Absolutely! The refried beans are vegan-friendly. Just swap the Monterey Jack cheese for your favorite vegan cheese substitute.
This recipe (without the tortilla) has 26 grams of carbs per serving.
If you love Mexican food as much as we do, don't miss this tasty Easy Mexican Chicken casserole and Southwest Steak Grain Bowl!
This post has been updated on Sept. 6, 2019, from the original version posted on March 24, 2011.
Easy Homemade Refried Bean Burritos
- 1 lb of dried pinto beans soaked in water overnight
- 8 cups water you can use half vegetarian broth and half water for added flavor
- 1 tablespoon olive oil
- 8 green onions chopped *you can also use 1 teaspoon onion powder instead
- ⅓ cup olive oil
- 1 cup chopped white onion
- 1 clove garlic minced
- 1 tablespoon coarse salt
- 8 oz shredded Monterey jack cheese
- 12 soft flour tortillas *not included in nutrition info
- Drain and rinse pinto beans and place them into a pot with 8 cups of water. Add olive oil and chopped green onion.

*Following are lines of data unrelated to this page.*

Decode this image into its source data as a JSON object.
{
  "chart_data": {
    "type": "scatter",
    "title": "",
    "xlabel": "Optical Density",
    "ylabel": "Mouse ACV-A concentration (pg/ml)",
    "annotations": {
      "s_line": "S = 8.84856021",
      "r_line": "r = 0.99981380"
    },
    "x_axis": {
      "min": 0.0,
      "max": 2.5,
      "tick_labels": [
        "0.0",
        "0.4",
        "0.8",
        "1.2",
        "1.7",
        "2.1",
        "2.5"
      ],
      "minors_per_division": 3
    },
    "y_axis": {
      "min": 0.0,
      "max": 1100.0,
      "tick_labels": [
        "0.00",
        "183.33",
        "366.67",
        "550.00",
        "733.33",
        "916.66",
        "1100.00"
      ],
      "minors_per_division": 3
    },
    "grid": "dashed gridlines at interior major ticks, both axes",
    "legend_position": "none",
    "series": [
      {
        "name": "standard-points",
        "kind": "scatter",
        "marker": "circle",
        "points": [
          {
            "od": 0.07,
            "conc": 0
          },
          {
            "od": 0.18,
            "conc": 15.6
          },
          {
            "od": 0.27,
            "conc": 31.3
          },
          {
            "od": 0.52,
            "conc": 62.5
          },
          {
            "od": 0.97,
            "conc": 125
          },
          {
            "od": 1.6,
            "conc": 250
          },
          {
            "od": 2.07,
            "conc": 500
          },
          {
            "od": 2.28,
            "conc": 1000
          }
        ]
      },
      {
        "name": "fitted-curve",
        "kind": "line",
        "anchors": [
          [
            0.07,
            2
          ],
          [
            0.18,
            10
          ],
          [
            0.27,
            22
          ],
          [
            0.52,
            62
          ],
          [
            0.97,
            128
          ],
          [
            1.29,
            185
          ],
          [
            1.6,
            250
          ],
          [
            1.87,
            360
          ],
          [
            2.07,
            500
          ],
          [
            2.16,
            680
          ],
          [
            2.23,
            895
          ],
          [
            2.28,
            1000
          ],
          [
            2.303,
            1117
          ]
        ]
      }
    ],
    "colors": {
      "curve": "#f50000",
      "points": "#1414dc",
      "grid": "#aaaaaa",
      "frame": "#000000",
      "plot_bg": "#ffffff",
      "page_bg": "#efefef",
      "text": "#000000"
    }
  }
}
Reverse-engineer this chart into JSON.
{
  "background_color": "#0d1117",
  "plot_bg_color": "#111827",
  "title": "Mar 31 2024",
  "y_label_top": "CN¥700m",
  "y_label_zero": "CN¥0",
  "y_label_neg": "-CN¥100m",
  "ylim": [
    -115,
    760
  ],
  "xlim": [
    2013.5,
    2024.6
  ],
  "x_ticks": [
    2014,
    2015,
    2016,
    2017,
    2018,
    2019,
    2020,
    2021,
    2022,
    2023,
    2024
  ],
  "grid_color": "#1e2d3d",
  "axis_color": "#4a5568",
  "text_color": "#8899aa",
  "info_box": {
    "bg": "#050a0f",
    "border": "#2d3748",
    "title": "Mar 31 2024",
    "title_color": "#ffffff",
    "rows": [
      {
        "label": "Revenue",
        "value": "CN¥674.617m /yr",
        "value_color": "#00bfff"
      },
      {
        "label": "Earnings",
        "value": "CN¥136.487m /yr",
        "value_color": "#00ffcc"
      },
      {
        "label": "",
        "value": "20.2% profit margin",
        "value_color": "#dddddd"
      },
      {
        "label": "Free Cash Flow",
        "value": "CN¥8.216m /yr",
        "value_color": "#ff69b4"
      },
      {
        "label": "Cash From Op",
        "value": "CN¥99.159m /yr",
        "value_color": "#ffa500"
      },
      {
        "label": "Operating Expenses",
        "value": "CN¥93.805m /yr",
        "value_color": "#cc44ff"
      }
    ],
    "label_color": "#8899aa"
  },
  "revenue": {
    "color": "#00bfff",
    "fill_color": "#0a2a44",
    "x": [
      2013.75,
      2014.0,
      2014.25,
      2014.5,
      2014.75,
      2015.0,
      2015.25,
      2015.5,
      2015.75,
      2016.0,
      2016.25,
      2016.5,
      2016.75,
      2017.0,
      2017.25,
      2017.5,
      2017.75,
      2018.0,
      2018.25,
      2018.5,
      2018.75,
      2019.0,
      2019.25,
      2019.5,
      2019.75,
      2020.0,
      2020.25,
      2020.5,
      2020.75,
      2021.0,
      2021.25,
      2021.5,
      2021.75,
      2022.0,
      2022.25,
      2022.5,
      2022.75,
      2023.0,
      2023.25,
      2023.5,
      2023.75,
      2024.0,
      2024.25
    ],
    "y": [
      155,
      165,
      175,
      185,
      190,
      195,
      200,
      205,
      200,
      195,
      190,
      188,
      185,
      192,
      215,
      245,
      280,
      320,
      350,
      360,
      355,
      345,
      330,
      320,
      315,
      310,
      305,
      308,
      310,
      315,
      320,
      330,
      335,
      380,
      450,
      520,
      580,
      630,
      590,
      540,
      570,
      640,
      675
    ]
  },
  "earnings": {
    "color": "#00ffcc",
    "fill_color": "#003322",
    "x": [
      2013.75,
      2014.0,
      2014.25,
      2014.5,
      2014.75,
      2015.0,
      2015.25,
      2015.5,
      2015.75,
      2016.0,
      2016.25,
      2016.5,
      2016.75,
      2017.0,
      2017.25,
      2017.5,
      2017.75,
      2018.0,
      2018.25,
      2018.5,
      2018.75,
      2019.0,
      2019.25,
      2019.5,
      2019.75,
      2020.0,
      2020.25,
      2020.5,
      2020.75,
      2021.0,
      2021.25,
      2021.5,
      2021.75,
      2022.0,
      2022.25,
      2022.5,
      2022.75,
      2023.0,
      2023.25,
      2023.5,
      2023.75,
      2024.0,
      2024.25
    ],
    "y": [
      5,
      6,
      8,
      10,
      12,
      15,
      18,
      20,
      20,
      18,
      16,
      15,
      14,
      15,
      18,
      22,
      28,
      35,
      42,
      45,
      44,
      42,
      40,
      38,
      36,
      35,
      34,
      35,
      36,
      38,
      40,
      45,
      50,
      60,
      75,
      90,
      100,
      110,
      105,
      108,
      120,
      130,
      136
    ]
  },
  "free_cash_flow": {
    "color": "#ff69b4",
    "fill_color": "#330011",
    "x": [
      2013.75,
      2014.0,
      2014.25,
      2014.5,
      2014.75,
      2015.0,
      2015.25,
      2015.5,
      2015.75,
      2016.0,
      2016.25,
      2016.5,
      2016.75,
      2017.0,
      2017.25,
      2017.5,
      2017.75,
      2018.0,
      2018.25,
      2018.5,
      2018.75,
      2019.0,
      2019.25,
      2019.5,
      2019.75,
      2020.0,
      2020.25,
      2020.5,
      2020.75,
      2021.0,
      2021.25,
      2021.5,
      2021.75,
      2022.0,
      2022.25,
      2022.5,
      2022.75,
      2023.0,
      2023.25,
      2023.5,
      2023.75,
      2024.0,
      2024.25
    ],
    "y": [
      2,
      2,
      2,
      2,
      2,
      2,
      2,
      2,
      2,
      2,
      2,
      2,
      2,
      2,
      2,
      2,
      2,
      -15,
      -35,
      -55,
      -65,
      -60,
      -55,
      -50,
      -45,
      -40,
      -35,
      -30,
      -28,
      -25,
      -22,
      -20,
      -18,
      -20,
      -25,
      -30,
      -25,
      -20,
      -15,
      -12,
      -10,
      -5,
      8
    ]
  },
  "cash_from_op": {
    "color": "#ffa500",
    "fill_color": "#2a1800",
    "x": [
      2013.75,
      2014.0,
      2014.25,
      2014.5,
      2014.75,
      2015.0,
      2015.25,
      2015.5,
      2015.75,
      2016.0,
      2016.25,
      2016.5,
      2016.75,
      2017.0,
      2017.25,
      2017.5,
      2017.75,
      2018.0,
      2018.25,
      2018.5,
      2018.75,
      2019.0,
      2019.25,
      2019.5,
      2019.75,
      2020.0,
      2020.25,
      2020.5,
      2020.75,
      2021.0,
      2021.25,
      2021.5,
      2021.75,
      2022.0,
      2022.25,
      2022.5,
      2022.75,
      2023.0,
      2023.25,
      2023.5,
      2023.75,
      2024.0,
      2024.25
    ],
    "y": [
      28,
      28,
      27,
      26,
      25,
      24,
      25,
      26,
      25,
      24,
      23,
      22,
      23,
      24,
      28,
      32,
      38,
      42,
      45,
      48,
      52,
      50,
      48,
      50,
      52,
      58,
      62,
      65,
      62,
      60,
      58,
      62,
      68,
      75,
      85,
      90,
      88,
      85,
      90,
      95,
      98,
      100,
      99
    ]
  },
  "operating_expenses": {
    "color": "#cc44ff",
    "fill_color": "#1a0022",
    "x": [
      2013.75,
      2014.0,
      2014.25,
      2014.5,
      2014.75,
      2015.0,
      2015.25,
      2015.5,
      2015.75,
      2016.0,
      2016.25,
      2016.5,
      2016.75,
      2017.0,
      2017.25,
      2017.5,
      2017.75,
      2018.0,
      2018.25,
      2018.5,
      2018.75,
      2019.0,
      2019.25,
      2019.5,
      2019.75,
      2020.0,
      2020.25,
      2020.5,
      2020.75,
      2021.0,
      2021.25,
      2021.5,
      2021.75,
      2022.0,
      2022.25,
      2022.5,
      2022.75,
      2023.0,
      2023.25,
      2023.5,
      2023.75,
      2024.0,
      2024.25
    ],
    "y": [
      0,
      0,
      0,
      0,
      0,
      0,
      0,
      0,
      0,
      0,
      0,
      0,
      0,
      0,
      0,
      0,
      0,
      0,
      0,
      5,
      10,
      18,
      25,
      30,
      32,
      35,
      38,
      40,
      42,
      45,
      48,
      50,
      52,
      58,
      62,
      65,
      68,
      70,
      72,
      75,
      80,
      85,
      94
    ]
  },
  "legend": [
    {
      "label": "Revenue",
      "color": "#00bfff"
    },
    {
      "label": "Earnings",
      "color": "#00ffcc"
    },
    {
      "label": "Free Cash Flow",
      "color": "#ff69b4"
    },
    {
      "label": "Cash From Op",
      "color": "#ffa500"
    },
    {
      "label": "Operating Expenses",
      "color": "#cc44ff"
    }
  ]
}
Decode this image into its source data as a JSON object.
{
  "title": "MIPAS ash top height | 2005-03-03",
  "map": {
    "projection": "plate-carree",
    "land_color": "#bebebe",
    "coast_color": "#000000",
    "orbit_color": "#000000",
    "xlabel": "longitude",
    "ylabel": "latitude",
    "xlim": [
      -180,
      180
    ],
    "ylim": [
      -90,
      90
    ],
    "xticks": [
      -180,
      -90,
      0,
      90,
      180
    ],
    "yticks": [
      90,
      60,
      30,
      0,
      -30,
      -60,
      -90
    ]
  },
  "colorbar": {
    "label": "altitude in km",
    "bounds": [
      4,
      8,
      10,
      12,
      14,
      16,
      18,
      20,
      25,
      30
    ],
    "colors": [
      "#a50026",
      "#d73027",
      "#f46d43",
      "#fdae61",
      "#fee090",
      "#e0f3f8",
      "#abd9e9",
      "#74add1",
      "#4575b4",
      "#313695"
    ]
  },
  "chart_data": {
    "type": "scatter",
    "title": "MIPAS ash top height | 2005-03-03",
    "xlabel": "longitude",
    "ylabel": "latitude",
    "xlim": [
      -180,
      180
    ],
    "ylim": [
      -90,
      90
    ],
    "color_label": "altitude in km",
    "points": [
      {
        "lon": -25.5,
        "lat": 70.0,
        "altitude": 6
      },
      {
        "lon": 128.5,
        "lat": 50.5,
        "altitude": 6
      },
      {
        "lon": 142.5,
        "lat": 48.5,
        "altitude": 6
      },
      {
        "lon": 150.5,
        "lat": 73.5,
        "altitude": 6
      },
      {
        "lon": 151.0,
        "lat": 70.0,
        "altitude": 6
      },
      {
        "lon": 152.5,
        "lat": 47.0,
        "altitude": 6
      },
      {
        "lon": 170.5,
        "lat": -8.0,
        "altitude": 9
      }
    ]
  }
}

- Bring to a boil, add salt and simmer 2-3 hours, until beans are fork tender. *
- In a large pan over medium heat, add oil, onion and garlic. Sauté until soft, but do not brown.
- Add cooked beans with a slotted spoon to the onion mixture and mash using a potato masher, or puree with an immersion blender, leaving some beans partially mashed for additional texture, if desired.
- Add shredded cheese, if using in the beans, to the beans and stir until melted. Season with sea salt to taste.